Todavía hoy, con las tripas del autocratismo chavista
sobre la mesa de disección de la prensa internacional,
los hechos del 11 de abril de 2002 van a dar al saco de
la banalización. No se trata de una proeza mediática y
argumentativa de los aparatos de manipulación del
régimen. Que tiene, hasta el día de hoy, presos sin
juicio a los inocentes y libres y condecorados a los
homicidas, mientras se niega a aceptar el
establecimiento de una Comisión de la Verdad y no pierde
ocasión para repetir la letanía del golpe y acusar de
golpistas a quien quiera se le oponga. Con un éxito
notable de opinión y naturalmente la complicidad de las
conciencias bienpensantes del planeta. Golpe es golpe,
¿quién puede dudarlo? Se trata, antes que de un éxito de
Izarrita, nuestro Goebbels bolivariano, de la comodidad
intelectual y la babosería moral del demócrata
misericordioso, del cual la Sra. Young Bruehl nos provee
una prueba inigualable. También ella habla del “golpe
del 11 de abril”, sin tener la más mínima idea de lo que
verdaderamente ocurrió en ese aciago día. Por poner un
solo ejemplo.
Hora es de que historiadores, sociólogos, politólogos,
juristas y criminalistas venezolanos entreguen estudios
y pruebas fehacientes de la verdad de esos hechos. Y
demuestren el carácter totalitario del aparato jurídico
del régimen y la falacia universalizada por los aparatos
de manipulación del chavismo. Como es hora de
desenmascarar el totalitarismo chavista, así no cumpla
con los moldes de eficacia científica y paranoica del
totalitarismo nazi y del totalitarismo comunista,
incluido el castrista cubano. Para determinarlo, no
necesitamos ni de Hannah Arendt ni de la Sra. Young-Bruehl.
Debemos afianzarnos en el estudio de nuestras propias
determinaciones.
Mucho más útil a nuestros combates por la libertad y la
democracia que las definiciones de Hannah Arendt sobre
el totalitarismo hitleriano son las que nos aportan
Laureano Vallenilla Lanz y todo el positivismo
historicista, además de los importantes estudios de
nuestra tradición historiográfica y su reflexión acerca
de nuestros sargentones totalitarios. No puedo menos
que mencionar a Germán Carrera Damas, a Manuel Caballero
y a Elías Pino Iturrieta. Pero hay muchos más en el
ámbito de la politología, la sociología política,
la psiquiatría y la antropología cultural.
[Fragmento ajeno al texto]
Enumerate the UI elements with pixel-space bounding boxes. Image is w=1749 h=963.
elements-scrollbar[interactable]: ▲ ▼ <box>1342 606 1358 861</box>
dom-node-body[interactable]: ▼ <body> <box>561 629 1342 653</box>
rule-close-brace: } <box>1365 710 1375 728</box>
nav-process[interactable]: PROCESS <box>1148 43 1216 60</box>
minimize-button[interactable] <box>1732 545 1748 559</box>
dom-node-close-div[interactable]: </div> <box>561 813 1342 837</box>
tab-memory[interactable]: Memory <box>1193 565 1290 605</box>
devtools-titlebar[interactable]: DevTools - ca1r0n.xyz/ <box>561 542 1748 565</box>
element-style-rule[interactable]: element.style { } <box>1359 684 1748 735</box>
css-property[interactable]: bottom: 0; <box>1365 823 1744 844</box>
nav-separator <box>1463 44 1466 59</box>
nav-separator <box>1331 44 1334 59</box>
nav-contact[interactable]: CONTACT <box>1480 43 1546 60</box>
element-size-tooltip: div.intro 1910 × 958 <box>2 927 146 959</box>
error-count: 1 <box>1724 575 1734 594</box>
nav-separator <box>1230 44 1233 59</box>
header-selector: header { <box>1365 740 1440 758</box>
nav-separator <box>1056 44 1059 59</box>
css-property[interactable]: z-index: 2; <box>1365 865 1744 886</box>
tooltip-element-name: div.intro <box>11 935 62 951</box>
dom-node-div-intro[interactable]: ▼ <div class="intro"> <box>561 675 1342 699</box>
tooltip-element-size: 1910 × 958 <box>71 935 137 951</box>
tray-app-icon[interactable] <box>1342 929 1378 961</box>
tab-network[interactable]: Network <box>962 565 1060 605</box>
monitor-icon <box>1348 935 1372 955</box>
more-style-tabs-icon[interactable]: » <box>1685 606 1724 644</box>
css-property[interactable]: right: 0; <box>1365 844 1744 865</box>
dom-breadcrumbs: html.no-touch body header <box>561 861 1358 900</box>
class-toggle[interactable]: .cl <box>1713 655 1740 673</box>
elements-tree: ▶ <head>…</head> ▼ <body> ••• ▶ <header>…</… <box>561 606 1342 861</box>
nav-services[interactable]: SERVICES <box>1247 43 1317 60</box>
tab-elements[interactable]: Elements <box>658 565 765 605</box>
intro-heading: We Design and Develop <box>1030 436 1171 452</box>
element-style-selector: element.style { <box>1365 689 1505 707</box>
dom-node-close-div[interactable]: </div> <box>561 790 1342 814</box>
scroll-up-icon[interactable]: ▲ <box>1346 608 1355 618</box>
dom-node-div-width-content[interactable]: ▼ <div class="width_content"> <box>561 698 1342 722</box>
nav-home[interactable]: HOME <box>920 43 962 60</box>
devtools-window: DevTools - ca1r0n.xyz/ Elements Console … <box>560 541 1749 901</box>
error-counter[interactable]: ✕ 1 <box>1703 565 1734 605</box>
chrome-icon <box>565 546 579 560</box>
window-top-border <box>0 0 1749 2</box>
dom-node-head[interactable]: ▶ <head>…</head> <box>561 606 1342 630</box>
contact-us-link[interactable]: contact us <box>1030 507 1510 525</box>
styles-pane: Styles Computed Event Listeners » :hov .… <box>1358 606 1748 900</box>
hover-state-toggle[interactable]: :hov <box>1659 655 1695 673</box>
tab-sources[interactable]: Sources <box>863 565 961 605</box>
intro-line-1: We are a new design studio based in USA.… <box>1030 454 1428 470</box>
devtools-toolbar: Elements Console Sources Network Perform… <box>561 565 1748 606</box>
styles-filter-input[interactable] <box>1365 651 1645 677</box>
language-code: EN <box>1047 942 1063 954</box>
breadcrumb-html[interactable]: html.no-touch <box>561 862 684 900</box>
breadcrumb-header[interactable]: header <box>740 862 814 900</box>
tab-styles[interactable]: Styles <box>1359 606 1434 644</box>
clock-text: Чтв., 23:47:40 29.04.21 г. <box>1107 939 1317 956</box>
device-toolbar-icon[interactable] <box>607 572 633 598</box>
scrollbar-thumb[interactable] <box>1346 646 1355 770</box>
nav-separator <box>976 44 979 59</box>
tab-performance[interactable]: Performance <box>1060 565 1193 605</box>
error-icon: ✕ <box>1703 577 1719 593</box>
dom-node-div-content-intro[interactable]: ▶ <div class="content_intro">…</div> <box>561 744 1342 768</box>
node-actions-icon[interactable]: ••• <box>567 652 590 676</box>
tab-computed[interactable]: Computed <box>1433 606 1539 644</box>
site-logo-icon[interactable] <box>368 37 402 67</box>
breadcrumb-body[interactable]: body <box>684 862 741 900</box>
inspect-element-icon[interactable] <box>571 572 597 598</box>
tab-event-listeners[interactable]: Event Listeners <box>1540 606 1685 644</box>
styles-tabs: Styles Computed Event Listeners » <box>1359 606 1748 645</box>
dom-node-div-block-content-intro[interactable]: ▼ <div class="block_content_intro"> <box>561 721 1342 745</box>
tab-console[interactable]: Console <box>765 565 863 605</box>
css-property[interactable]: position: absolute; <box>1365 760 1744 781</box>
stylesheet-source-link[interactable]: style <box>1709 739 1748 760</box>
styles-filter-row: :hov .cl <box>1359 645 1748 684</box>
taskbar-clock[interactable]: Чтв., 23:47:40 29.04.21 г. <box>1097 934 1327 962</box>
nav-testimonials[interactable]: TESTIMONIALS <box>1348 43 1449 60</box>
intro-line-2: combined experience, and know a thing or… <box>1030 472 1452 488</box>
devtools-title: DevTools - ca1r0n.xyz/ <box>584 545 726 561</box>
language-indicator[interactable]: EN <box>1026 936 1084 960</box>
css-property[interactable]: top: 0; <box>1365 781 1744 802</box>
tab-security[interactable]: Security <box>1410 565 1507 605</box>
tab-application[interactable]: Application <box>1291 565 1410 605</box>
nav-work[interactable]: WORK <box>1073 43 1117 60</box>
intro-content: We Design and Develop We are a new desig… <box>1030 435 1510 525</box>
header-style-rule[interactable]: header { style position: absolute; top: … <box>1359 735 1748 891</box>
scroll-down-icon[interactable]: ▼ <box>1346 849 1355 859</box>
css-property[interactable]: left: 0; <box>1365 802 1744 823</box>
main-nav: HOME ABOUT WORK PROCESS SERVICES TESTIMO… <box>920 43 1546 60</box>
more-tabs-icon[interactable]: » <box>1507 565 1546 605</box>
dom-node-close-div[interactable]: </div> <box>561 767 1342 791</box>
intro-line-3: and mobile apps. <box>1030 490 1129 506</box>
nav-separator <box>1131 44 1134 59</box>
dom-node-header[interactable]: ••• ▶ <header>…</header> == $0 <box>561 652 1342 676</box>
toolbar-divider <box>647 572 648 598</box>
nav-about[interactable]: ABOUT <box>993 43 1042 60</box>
No quiere
esto decir que haya de prescindirse del aporte de la
cultura universal a nuestra cultura. Pero es en nuestra
propia capacidad de desvelamiento y reflexión que radica
la posibilidad objetiva y real de desenmascarar y salir
del monstruo.
Es hora de emanciparnos de tutelajes gratuitos. No vaya
a ser cosa que se repita una vez más lo que con la Sra.
Young Bruehl: ir por lana, y salir trasquilados.